As the opioid crisis continues to grow across the nation, law enforcement agencies are making sure their officers have all the tools they need to stay safe.

In Idaho, the state police have issued the overdose reversal drug naloxone to all its troopers including K9s.

"Our dogs are also at risk of exposure,” said ISP Sgt. Ken Yount. “Each time we deploy them they're at risk of being exposed to controlled substances."

Law enforcement officers from different agencies across the state have been carrying Narcan, which is naloxone in the form of a nasal spray.
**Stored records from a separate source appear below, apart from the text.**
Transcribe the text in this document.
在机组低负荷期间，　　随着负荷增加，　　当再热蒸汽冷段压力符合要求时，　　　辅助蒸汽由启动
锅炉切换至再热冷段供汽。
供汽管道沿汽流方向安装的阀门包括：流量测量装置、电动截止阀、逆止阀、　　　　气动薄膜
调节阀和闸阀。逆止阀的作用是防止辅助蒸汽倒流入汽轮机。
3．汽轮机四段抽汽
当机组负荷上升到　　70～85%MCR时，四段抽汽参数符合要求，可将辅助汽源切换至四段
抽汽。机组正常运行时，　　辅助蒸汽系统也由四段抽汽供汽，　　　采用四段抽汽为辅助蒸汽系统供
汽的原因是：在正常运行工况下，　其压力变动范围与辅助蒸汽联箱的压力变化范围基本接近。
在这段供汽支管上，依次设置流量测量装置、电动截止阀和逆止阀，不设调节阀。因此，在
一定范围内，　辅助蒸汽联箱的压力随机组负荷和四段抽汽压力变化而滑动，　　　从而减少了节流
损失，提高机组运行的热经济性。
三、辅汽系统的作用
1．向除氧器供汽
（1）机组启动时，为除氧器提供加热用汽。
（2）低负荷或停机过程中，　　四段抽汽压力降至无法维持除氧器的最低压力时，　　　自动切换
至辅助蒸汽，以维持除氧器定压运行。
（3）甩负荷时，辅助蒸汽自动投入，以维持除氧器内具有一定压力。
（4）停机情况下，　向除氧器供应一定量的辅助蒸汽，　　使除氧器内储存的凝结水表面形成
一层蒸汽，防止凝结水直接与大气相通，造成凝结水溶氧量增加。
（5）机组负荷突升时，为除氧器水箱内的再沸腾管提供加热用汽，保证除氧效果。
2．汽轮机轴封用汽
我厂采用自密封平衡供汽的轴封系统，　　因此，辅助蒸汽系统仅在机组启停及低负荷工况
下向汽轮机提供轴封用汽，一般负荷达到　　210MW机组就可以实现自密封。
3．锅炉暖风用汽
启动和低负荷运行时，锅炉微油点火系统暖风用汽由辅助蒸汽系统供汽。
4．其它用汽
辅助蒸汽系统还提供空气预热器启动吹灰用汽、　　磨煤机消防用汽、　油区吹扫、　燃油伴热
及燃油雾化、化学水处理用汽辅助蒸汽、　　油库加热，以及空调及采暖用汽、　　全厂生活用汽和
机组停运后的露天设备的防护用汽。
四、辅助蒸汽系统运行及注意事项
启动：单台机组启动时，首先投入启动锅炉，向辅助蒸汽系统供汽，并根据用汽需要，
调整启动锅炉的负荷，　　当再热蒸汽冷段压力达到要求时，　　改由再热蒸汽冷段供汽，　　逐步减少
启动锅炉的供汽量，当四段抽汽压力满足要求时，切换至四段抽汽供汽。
Idaho State Police is giving troopers with K9s an injectable dose specifically for the dogs.

“It's no different to a dog than it is to a human,” Yount said. “The potential risk for an overdose is there.”

The dogs are trained to sniff out and locate controlled substances that can be dangerous. Common drugs troopers come across are heroin and fentanyl.

“We're finding that heroin, it's definitely more potent than it has been in the past. The strain that we're seeing now. Fentanyl as well,” Yount said. "It can be 10 to 100 times stronger than morphine. So the risk is there, availability of these drugs is ever increasing."

Drugs as dangerous as those are what the K9s are exposed to. Meaning every time they go out, there’s a risk of having an overdose.

"That rapid intense sniffing is bringing a lot of odor into their nasal passageway, and that's when they're at the highest risk of having an exposure,” Yount said.

Each K9 kit costs around $150.

ISP said there has not been a situation where the K9 kit or Narcan has been used.